= Happy To Bleed =

Indian social movement to counter menstrual taboos and stigma

Happy To Bleed is a social movement to counter menstrual taboos and stigma in India. It was initiated by Nikita Azad (originally from Jalandhar, India), a women's rights activist and an undergraduate student of English honors at Government College Girls, Punjabi University, Patiala. Azad's real name is Nikita Arora, who is a Rhodes Scholar for 2018-2020 at the University of Oxford, UK where she will read for the MSt in Women's Studies (2019) and the MSc in History of Science, Medicine, and Technology (2020).

== History ==
On 13 November 2015, Prayar Gopalakrishnan, the Devaswom chief of the Sabarimala temple in Kerala, said that women would be allowed to enter Sabarimala after a machine has been invented to scan and judge a woman's purity in response to a question about women's entry into the temple.

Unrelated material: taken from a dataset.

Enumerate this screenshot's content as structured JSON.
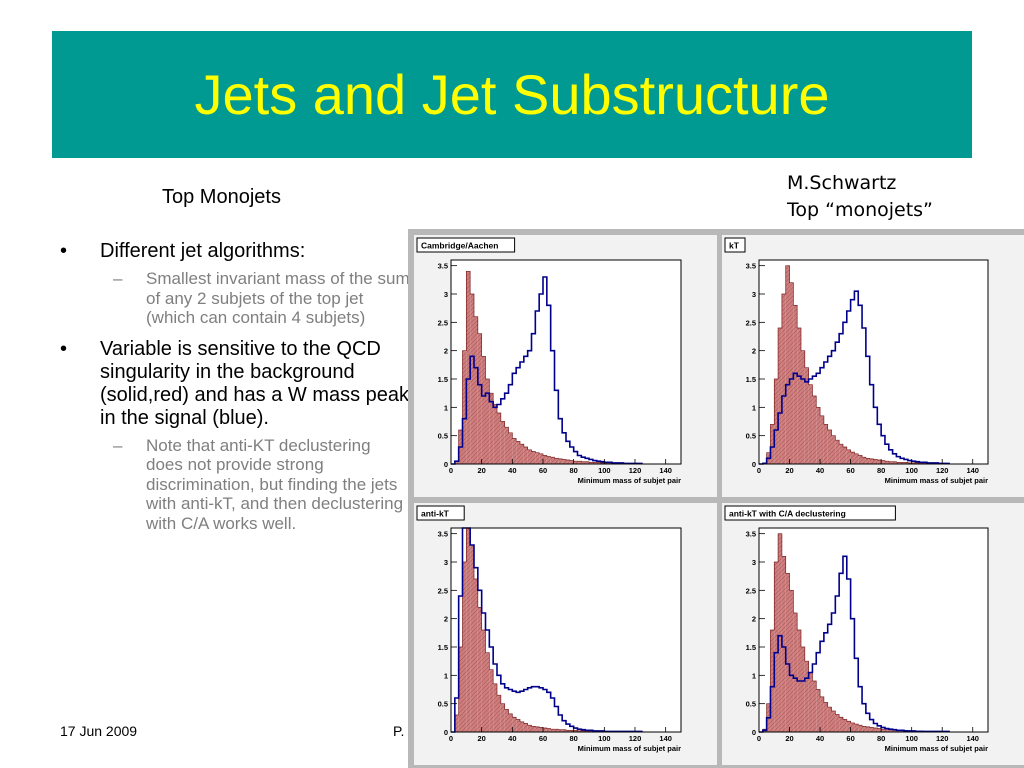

He said, "A time will come when people will ask if all women should be disallowed from entering the temple throughout the year. These days there are machines that can scan bodies and check for weapons. There will be a day when the machine is invented to scan if it is the 'right time' (not menstruating) for a woman to enter the temple. When that machine is invented, we will talk about letting women inside."

His statement received criticism. In response to this statement, 20-year-old Nikita Azad started the Happy To Bleed campaign on 21 November 2015. Azad and her friends started a social media campaign, posting pictures of themselves with a sanitary pad that said Happy to Bleed. The Facebook page of the campaign describes it as, "a campaign against menstrual taboos, and commodification of women's menstrual health." She wrote an open letter to Gopalakrishnan questioning his reasoning on not allowing women to enter Sabarimala.